Meublés de tourisme : une dérogation encadrée

Les meublés de tourisme, type Airbnb, sont également concernés par l'obligation de DPE. Cependant, une dérogation existe pour les locations saisonnières dont la durée de location cumulée sur l'année n'excède pas quatre mois. En pratique, la plupart des biens proposés en location courte durée sont occupés bien plus que 120 jours par an et sont donc soumis à l'obligation de DPE. Les annonces publiées sur les plateformes doivent afficher le classement énergétique. L'absence de cette information peut exposer le propriétaire à des sanctions. Cette mesure vise à éviter que des passoires thermiques retirées du marché locatif classique ne soient massivement basculées vers la location touristique.

Logements classés G : interdiction de location depuis 2025

C'est l'une des mesures les plus impactantes de la loi Climat et Résilience. Depuis le 1er janvier 2025, il est formellement interdit de mettre ou de remettre en location des logements dont le DPE affiche une classe G (Velux.fr, 30 octobre 2025). Ces logements sont considérés comme "indécents" au regard de leur performance énergétique. Un propriétaire ne peut donc plus signer un nouveau bail pour un logement classé G. Les baux en cours peuvent continuer jusqu'à leur terme, mais ne pourront pas être renouvelés ou reconduits tacitement sans amélioration de la performance énergétique.
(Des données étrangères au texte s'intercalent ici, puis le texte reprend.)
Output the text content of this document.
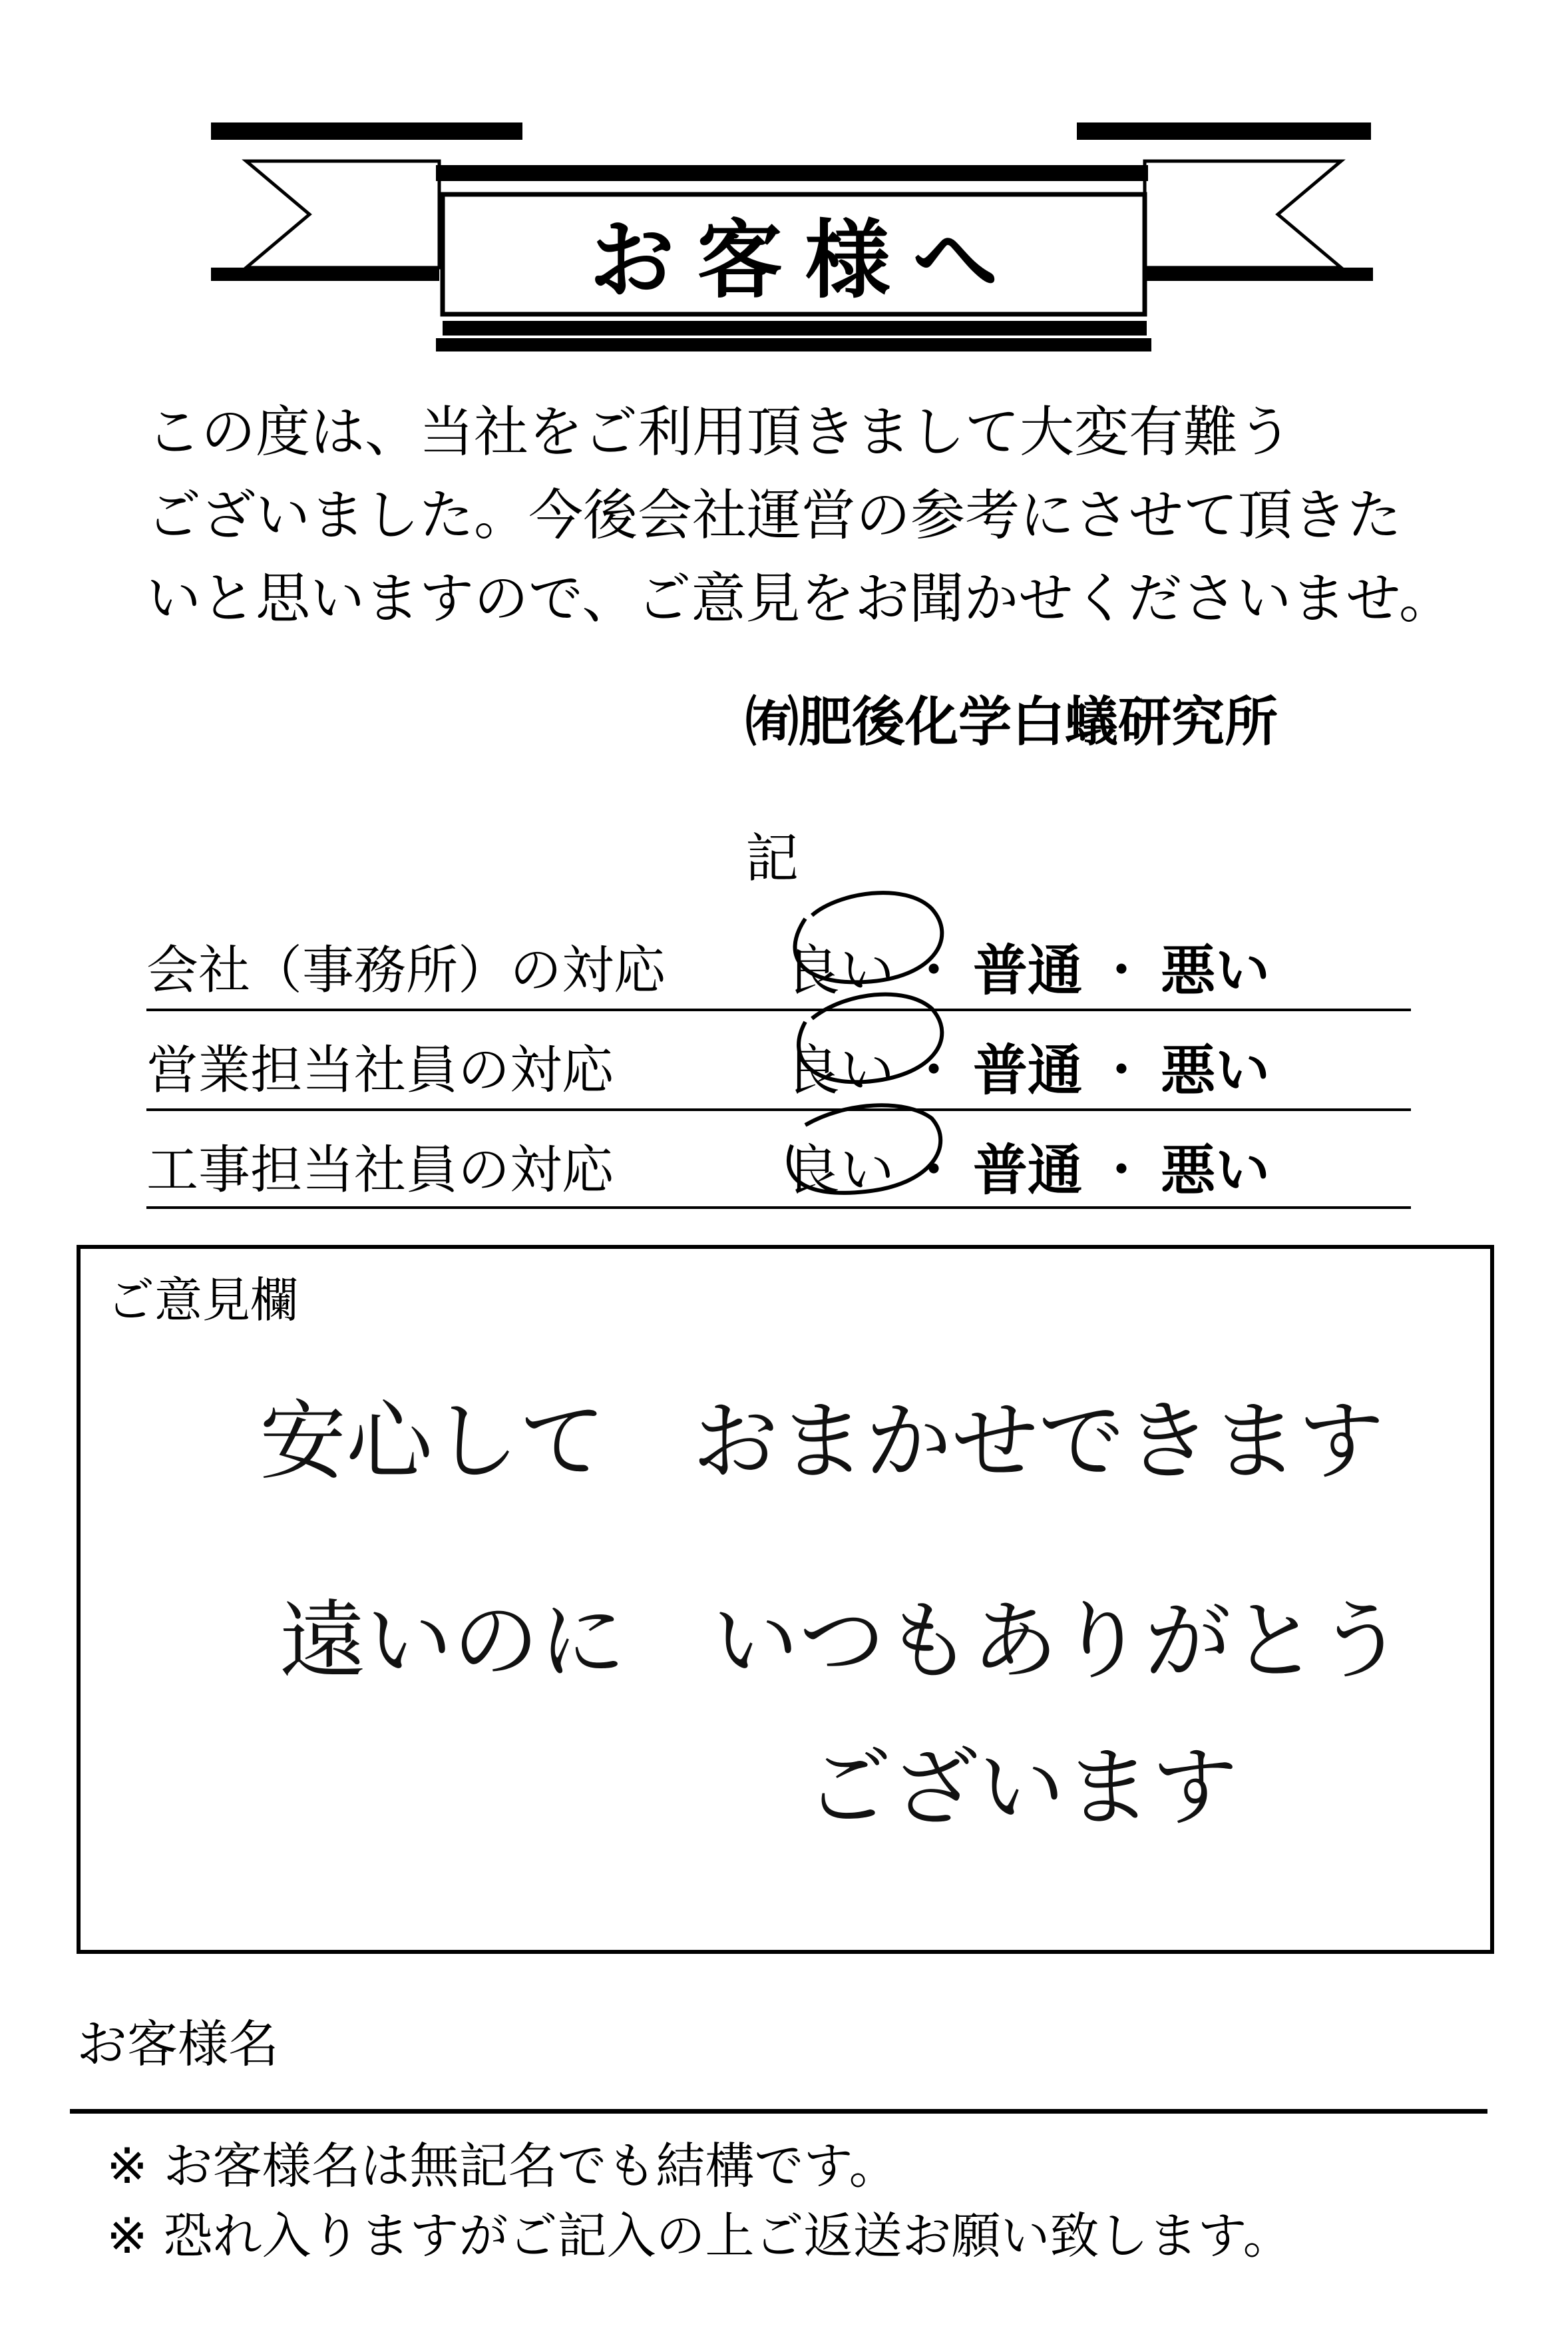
お客様へ
この度は、当社をご利用頂きまして大変有難う
ございました。今後会社運営の参考にさせて頂きた
いと思いますので、ご意見をお聞かせくださいませ。
㈲肥後化学白蟻研究所
記
会社（事務所）の対応 良い ・ 普通 ・ 悪い
営業担当社員の対応	良い ・ 普通 ・ 悪い
工事担当社員の対応	良い ・ 普通 ・ 悪い
ご意見欄
安心して　おまかせできます
遠いのに　いつもありがとう
ございます
お客様名
※ お客様名は無記名でも結構です。
※ 恐れ入りますがご記入の上ご返送お願い致します。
Cette interdiction sera étendue aux logements classés F en 2028, puis aux logements classés E en 2034. C'est un levier puissant pour forcer la rénovation du parc locatif privé.

Pour les bailleurs, le respect des obligations liées au DPE est essentiel pour garantir la légalité de la location, et ils peuvent se tourner vers les aides pour rénover un logement locatif en 2026 afin de soutenir leurs projets de rénovation.

DPE en copropriété : le calendrier des nouvelles obligations

Oui, le DPE devient progressivement une obligation pour les copropriétés. La loi impose la réalisation d'un DPE à l'échelle de l'immeuble entier, appelé DPE collectif. Ce diagnostic ne remplace pas le DPE individuel nécessaire pour la vente ou la location d'un appartement, mais il le complète. Il offre une vision globale de la performance énergétique du bâtiment, identifie les points faibles (façade, toiture, systèmes de chauffage collectifs) et aide le syndicat de copropriétaires à planifier des travaux de rénovation dans les parties communes. L'obligation de réaliser ce DPE collectif est échelonnée dans le temps, en fonction de la taille de la copropriété.

Ce calendrier a été conçu pour laisser le temps aux copropriétés de s'organiser et de voter la réalisation du diagnostic en assemblée générale. Le coût du DPE collectif est réparti entre tous les copropriétaires au prorata de leurs tantièmes. Le document sert ensuite de base à l'élaboration d'un Projet de Plan Pluriannuel de Travaux (PPPT), qui planifie les rénovations à effectuer sur les dix prochaines années. Le DPE collectif est donc un outil stratégique pour l'entretien et la valorisation du patrimoine de la copropriété.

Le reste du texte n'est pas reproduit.